Can I give you a tip? Actually talk to your accountant because the gift cards, if you gave someone a Coles voucher, for example, so long as it's not classed as entertainment, you can actually put it through as a deduction. So talk to your accountant.

Ken Burgin:

We’re coming up to the end of our time here. Tyrone put a whole lot of information here for us, which I think we covered some of it. I've been quizzing him about Steven's data, but I'll be sending all this out as well, the slides out to you. Because there's a lot of detail there that I know people want to look through as well. Tyrone, just quickly, any other pointers from your list there? One thing I'd like to ask you about is exceptions. You said check exception reports, things that get flagged about maybe things that are going wrong.

Tyrone Ho:

Probably the number one is probably never assume. Whoever sending up a post-it note knows best.
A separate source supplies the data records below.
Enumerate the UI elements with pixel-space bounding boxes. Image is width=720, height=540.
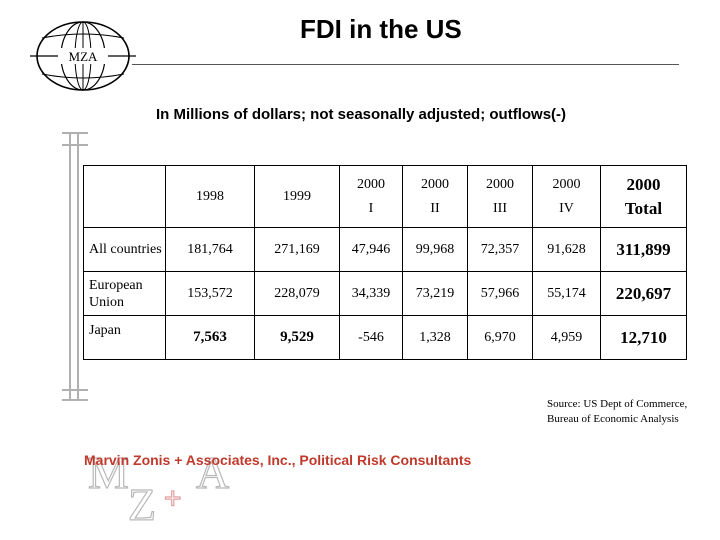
logo-text: MZA <box>69 49 99 64</box>
table-cell-total: 220,697 <box>600 271 687 316</box>
table-cell: 153,572 <box>165 271 255 316</box>
table-cell: 72,357 <box>467 227 533 272</box>
table-cell: 47,946 <box>339 227 403 272</box>
table-cell: 99,968 <box>402 227 468 272</box>
table-cell-total: 311,899 <box>600 227 687 272</box>
table-cell: 228,079 <box>254 271 340 316</box>
row-label: Japan <box>83 315 166 360</box>
table-header-row: 1998 1999 2000 I 2000 II 2000 III 2000 I… <box>83 165 687 228</box>
table-cell: 34,339 <box>339 271 403 316</box>
table-cell: -546 <box>339 315 403 360</box>
table-cell-total: 12,710 <box>600 315 687 360</box>
subtitle: In Millions of dollars; not seasonally a… <box>156 106 567 123</box>
svg-text:+: + <box>164 482 182 515</box>
fdi-table: 1998 1999 2000 I 2000 II 2000 III 2000 I… <box>83 165 687 360</box>
col-header-1999: 1999 <box>254 165 340 228</box>
table-cell: 271,169 <box>254 227 340 272</box>
table-cell: 1,328 <box>402 315 468 360</box>
svg-text:A: A <box>196 447 229 498</box>
corner-cell <box>83 165 166 228</box>
table-cell: 73,219 <box>402 271 468 316</box>
decorative-ibeam <box>62 132 88 401</box>
row-label: All countries <box>83 227 166 272</box>
table-cell: 91,628 <box>532 227 601 272</box>
col-header-2000-iii: 2000 III <box>467 165 533 228</box>
col-header-2000-total: 2000 Total <box>600 165 687 228</box>
table-cell: 6,970 <box>467 315 533 360</box>
table-cell: 7,563 <box>165 315 255 360</box>
table-cell: 57,966 <box>467 271 533 316</box>
svg-text:M: M <box>88 447 129 498</box>
svg-text:Z: Z <box>128 479 156 525</box>
table-row: All countries 181,764 271,169 47,946 99,… <box>83 227 687 272</box>
title-underline <box>132 64 679 65</box>
col-header-2000-ii: 2000 II <box>402 165 468 228</box>
source-line-1: Source: US Dept of Commerce, <box>547 398 688 410</box>
table-cell: 55,174 <box>532 271 601 316</box>
table-row: Japan 7,563 9,529 -546 1,328 6,970 4,959… <box>83 315 687 360</box>
row-label: European Union <box>83 271 166 316</box>
table-cell: 9,529 <box>254 315 340 360</box>
col-header-1998: 1998 <box>165 165 255 228</box>
mza-globe-logo: MZA <box>30 21 136 91</box>
col-header-2000-i: 2000 I <box>339 165 403 228</box>
table-cell: 181,764 <box>165 227 255 272</box>
col-header-2000-iv: 2000 IV <box>532 165 601 228</box>
source-line-2: Bureau of Economic Analysis <box>547 413 679 425</box>
table-row: European Union 153,572 228,079 34,339 73… <box>83 271 687 316</box>
table-cell: 4,959 <box>532 315 601 360</box>
mza-letter-logo: M Z + A <box>87 446 229 525</box>
source-note: Source: US Dept of Commerce, Bureau of E… <box>547 397 687 427</box>
company-footer: Marvin Zonis + Associates, Inc., Politic… <box>84 452 472 468</box>
page-title: FDI in the US <box>300 14 462 44</box>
But in relation to exceptions, , especially, I mean, if you're not working the business or if it's a restaurant business where it's orders go in and the client pays at the end, the exception reporting overviews of no sale, that's normally a pretty big red flag for me. Changing payment types and editing a finalised sale. So maybe it was paid by cash and then they went on, "No, I've got to put a discount on this now." Most POS have some some kind of exceptions in their reporting.

The old trick we used to have, you just say to a customer, "Why don't you just print off this report and accidentally just leave it in the staff room one day?" Then magically, you'll see over the next couple of weeks the exceptions decline.

Ken Burgin:

Thanks to Chris and Anja, to Steven, to Tyrone, and to Sven and Angus for helping out.